Yesterday’s bounce said “dovish by default.” Today’s question is whether that was relief or regime. With the data pipe only trickling back and rate-cut odds swinging around, the cleanest way to read the tape is to watch the signals that don’t rely on a press release.

 

Four live tells (no headlines required)

  1. The long end (10-year) vs. hopes. If yields sink without hot data, multiples breathe; if they grind higher while cuts are priced, that’s the bond market veto.
  2. Credit spread tone. One-day flinches happen; sustained widening turns “buy the dip” into “de-risk the rip.”
  3. Dollar vs. metals. A firm dollar alongside firm gold/silver = markets pricing stagflationary easing (policy help that costs credibility).

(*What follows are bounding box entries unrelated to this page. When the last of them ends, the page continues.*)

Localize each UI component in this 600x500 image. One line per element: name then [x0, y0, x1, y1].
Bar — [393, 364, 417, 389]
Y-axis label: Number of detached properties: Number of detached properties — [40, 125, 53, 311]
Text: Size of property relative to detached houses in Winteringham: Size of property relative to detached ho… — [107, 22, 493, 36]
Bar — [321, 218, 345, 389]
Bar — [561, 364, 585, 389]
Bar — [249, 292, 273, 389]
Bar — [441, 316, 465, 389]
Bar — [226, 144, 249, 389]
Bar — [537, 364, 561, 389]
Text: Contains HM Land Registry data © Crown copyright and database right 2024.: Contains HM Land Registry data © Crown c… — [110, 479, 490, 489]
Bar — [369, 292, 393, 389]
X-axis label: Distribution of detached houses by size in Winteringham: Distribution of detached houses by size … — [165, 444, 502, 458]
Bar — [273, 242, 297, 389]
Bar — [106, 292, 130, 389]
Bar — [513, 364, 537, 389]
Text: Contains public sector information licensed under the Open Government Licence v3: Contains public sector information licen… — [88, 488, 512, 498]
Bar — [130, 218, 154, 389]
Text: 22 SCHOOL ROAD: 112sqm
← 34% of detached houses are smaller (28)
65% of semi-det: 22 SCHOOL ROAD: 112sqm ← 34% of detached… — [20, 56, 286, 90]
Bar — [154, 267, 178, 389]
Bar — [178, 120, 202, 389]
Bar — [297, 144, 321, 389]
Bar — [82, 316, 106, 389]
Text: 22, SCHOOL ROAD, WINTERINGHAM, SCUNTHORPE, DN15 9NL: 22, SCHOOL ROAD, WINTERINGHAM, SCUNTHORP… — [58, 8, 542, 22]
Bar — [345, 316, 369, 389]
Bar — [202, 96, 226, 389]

A dollar pop with soft metals = simple risk-off.
  4. Silver’s curve. Spot leading futures (backwardation) says “I want metal now.” If the curve normalizes while price holds the $50s, that’s healthy tightness, not panic scarcity.

How to read today’s tape

  • Continuation bull (most likely if yields behave): Tech strength spreads beyond a few tickers, breadth improves, and metals hold their shelves without spiking. That’s the market buying both relief and insurance.
  • Head-fake rally: Green open fades, breadth stays thin, and the long end firms. Equities up on fewer shoulders with metals wobbling is a short leash setup.
  • Risk-off resurface: Credit widens and the dollar pops; bounces get sold and defensive leadership returns by the close.

Positioning map

  • Treat early strength as a test of breadth, not a verdict.
  • Respect the 50-day lines as your first risk rails; lower highs into those levels are distribution, not comfort.
  • In metals, the job isn’t tagging round numbers; it’s accepting them (calm trade above ~$4,000 gold / low-$50s silver).

Bottom line: The rebound works as long as the bond market doesn’t object and breadth stops whispering. If those two cooperate, we grind higher with metals as a quiet tax on credibility. If either one says no, yesterday’s cheer was just that—cheer.